In making the appeal, Vice-President Phelekezela Mphoko, who is acting President, said the impacts of the heavy and incessant rains were worsened by Cyclone Dineo, which was later downgraded to a tropical storm.
“As evident from the foregoing, the most affected sectors are human settlements, water and sanitation, education, health and infrastructure in particular, the road network and dams,” Mphoko said Monday.
“Based on these needy sectors, the Government of Zimbabwe requires a total of $188 705 294 for providing humanitarian assistance in the short to medium term also taking account sustainable measures which will assist in early recovery of affected communities with regards to relocation and for the establishment of related social amenities as applicable, and restoration of livelihoods in general.”

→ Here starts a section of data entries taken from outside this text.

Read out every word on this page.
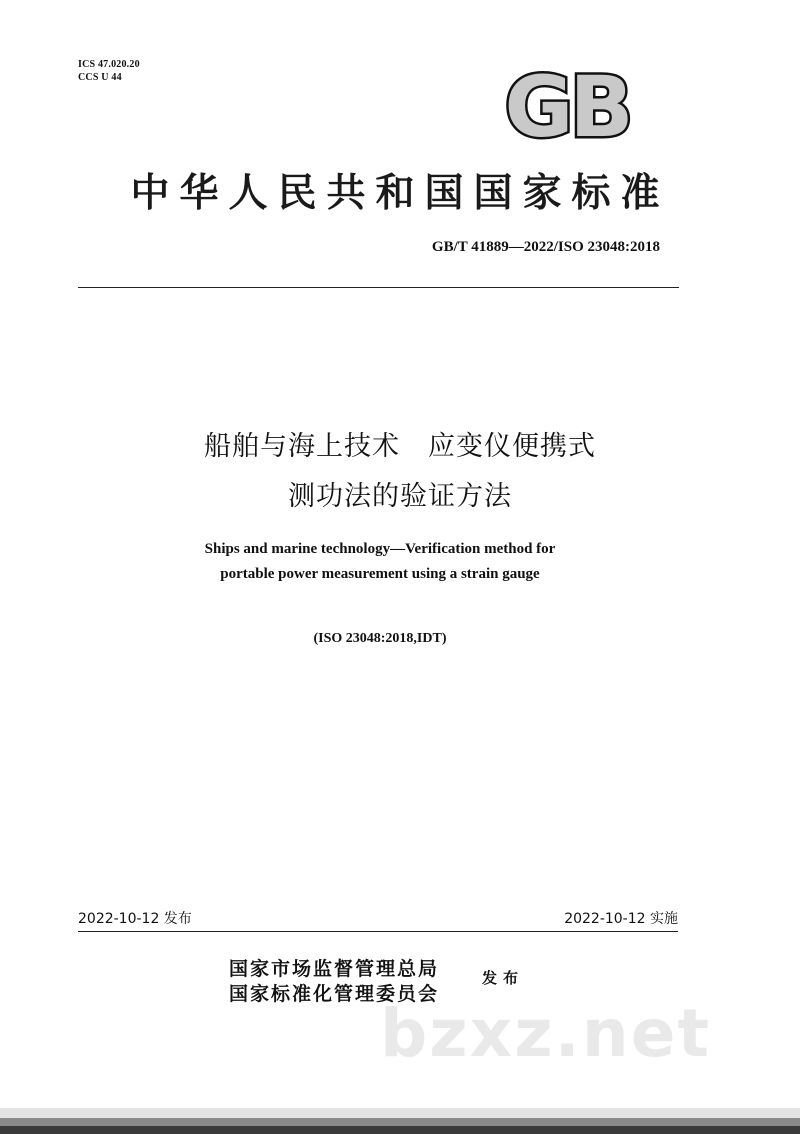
ICS 47.020.20
CCS U 44	GB
中华人民共和国国家标准
GB/T 41889—2022/ISO 23048:2018
船舶与海上技术　应变仪便携式
测功法的验证方法
Ships and marine technology—Verification method for
portable power measurement using a strain gauge
(ISO 23048:2018,IDT)
2022-10-12 发布	2022-10-12 实施
国家市场监督管理总局
国家标准化管理委员会
发布
bzxz.net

Mphoko said they were still making assessments “to determine further requirements”, with the most affected being Tsholotsho district, where 859 families were left homeless and are currently in a transit camp, while an additional 100 households are still at risk.
“The situation resulted in the loss of a cumulative 246 human lives due to lightning strikes, drowning and landslides and more than a 100 people injured. More than 1 985 people were left homeless and approximately 2 579 homesteads were damaged in varying degrees.
Extensive damage was also caused to infrastructure namely roads, bridges, schools, health institutions and dams,” he said. Mphoko added they required $101.1 million for roads infrastructure, $8.7mln for schools and $4.4mln for relocation and housing. The government also said they needed $5mln for potable water supply, $67mln for dams and boreholes, $1.2mln for flood monitoring equipment as well as $1.34mln for health.
Finance and economic development minister Patrick Chinamasa said government would not only sit and beg, but would provide $35mln towards the cause. Chinese Ambassador to Zimbabwe, Huang Ping, said his country, through the Chinese Red Cross, had so far managed to raise $60 000 meant to assist the flood victims, adding “we will do all we can to assist”.
Namibian embassy political and economics second secretary Saima Ndakulilwa Sakaria said they had mobilised fish for the victims, while Japanese ambassador to Zimbabwe, Yoshinobu Hiraishi, said tents and plastic roll sheets were arriving in the country Monday. On March 2, President Robert Mugabe declared a state of flood disaster following the heavy rains.
The appeal comes at a time most Zimbabweans are accusing their leader of globetrotting while at the same time he is “ignoring” the challenges they were facing.
Since January, Mugabe – who turned 93 on February 24 – has made two trips to Singapore, then single ones to Morocco, Ghana, Mauritius, Dubai, Ethiopia, among several others. At present, Mugabe is in Mauritius for the economic summit.
In the past 19 days he has made four trips to Singapore, Ghana, Swaziland and Mauritius.